The Art and Purpose of Shadow Photography

Amy Cobb feels most at home behind a keyboard or a snapping shutter. She’s a Jill-of-All-Trades media refugee turned blogger who, since jumping ship from the Fourth Estate, writes on all things media and media-education-related. Most recently she’s worked on pinning down the best photography degree program in the country. When not writing, Amy is doing her best not to torture the flora in her square foot gardening plots and she’s always at the beck and call of her Cavalier King Charles Spaniel, Snarls Barkley.

There’s a scene in the 2002 horror movie The Ring that I really like, despite its probably being not that memorable. Near the beginning, teenager Katie (Amber Tamblyn) is having a sleepover with her friend, named (I swear I’m not making this up), Rebecca Black (Rachel Bella).At one point Katiewalks into the kitchen while distractedly talking on the phone and opens the refrigerator. Katie walks away but the shot stays with the fridge door that swinging shut. It lingers for just a moment on the hall beyond the fridge before cutting back to the characters.

What I like about that simple, throwaway scene is the way it takes advantage of the viewer’s expectations of a scare to be waiting behind the closing fridge and the use of off-camera space as a narrative tool. In this case that tool is being used to raise suspense. The same principle can be applied to shadow photography- the incorporation of an unexpected and often avoided facet of photographyas an effective tool: shadows.

There are a great number of reasons to take shots incorporating shadows and a great number of ways in which clever use of shadows and light can make a photo. Those include:

Shadows as a Guide and Story-Teller

Shadow Flick Ball

As seen above, shadow work can be employed to both draw the eye and as an interactive and often playful way to interact with the photo’s subject. That’s especially true of creepy or funny images- I have a friend who makes a pretty good living taking shots of peoples’ shadows clubbing, beating, shooting and stabbing each other for the covers of detective dime novels, video and board games, once a straight-to-DVD movie, etc.

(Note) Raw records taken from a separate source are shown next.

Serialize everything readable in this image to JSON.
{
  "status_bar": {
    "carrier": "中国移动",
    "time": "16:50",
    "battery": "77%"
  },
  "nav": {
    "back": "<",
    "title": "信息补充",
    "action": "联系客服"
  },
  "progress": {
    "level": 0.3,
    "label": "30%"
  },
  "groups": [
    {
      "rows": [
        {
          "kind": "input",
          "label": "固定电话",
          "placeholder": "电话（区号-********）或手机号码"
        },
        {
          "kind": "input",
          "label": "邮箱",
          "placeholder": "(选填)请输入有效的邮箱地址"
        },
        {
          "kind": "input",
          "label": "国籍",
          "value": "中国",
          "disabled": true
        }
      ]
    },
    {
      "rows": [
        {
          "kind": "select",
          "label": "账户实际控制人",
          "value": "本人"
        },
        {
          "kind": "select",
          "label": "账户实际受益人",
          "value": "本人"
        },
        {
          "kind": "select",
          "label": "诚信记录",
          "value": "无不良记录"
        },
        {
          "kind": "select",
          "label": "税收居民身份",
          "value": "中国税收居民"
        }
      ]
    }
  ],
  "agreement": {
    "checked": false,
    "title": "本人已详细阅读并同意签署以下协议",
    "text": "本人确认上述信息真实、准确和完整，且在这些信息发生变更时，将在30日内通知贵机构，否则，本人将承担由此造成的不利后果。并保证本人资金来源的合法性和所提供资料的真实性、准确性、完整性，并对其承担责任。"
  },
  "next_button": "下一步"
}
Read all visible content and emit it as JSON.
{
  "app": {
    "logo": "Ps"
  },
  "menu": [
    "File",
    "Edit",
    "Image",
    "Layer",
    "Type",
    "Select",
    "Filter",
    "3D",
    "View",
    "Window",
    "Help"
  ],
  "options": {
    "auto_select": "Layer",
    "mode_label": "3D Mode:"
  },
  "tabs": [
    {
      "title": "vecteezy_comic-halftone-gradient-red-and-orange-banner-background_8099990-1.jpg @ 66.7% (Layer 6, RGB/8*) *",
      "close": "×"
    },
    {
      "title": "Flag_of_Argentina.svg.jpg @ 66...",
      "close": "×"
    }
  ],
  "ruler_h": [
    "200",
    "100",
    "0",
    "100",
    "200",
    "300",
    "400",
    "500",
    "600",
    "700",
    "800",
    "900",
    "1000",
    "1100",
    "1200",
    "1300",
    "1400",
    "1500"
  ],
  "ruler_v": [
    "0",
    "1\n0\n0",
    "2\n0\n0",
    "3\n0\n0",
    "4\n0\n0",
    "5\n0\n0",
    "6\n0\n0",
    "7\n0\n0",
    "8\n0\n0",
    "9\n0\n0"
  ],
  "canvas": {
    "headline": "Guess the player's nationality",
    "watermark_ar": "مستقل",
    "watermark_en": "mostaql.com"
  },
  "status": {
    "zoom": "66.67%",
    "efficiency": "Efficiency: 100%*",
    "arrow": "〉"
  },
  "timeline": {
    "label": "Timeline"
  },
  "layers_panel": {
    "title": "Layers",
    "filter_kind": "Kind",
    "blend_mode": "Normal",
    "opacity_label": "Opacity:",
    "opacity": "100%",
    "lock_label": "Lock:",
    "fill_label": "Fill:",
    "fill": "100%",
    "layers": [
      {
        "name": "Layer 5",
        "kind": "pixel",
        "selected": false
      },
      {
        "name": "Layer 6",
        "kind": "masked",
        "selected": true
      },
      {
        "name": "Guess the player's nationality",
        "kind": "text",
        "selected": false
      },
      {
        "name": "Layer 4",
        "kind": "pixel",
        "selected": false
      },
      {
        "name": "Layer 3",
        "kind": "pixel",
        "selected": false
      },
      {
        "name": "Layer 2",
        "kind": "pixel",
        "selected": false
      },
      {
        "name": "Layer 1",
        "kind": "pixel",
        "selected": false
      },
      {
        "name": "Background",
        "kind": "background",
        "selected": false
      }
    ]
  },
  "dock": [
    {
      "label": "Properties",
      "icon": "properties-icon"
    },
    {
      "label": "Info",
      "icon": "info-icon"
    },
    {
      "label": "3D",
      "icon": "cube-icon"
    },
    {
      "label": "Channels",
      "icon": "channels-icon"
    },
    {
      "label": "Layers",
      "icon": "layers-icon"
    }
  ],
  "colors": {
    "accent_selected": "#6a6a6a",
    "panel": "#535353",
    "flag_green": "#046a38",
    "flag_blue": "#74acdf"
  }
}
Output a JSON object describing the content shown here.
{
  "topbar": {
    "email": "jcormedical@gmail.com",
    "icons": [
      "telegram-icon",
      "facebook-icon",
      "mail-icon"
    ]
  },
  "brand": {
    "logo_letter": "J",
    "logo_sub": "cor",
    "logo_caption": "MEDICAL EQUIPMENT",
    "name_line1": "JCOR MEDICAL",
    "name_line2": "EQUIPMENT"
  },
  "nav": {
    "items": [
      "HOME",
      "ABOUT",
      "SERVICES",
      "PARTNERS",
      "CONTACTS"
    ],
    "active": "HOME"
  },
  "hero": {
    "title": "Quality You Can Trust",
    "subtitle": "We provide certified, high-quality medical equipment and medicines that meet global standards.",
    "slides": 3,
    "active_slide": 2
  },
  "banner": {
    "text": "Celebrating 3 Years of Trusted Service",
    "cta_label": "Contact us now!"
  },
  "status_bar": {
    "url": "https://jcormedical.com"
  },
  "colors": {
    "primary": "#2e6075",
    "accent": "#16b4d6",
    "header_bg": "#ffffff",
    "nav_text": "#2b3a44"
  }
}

Shoot at Sunrise or Sunset

For the most dramatic outdoor shadow photos, shoot at sunrise or sunset. If dramatic is what you’re going for.

Shadow Yoga

Creating Contrast

The creation of contrast here applies both to literal light-shadow contrast between the object being photographed and the shadow it’s casting and more symbolic contrast. Regarding the image below, for instance, the figure casting this shadow is a friend of mine holding the front half of an old recorder he’d found in a box of youthful relics. For reasons too complex to explain here, he is dressed in ridiculous, baggy clothing, sporting a really strange hairdo and stroking his goatee in a silly way. I like this shot both because I managed to obscure my own shadow and because my harmless friend with his childhood treasure has been rendered a menacing, looming figure who appears to be holding some sort of weapon.

Shadow Knife


I am a big fan of using shadows as a negative reflection of a subject when it seems to anchor that subject to the image. I’m not alone in my preference for that sort of shot- for whatever reasons it’s an aesthetically satisfying convention. I like the following shot because it seems to blur the distinction between shadow and reflection.

Reflection Walk

Unexpected Color

Color obviously plays a huge roll in all photography, including shadow photography of course (even in the composition of black and white shots), but less oftendo shadow-shooters consider the use of color in the shadows themselves. Shoot something in the shadow of a colored jar or vase or a clear one filled with dyed liquid to create an off-camera filter. And any translucent, colored material- balloons, umbrellas, etc.- can add a vibrant and unexpected splash of color to an image. The best advice anyone can give, though? Experiment on your own. Shadow shooting, like any other subclass of photography, should be explored and played with.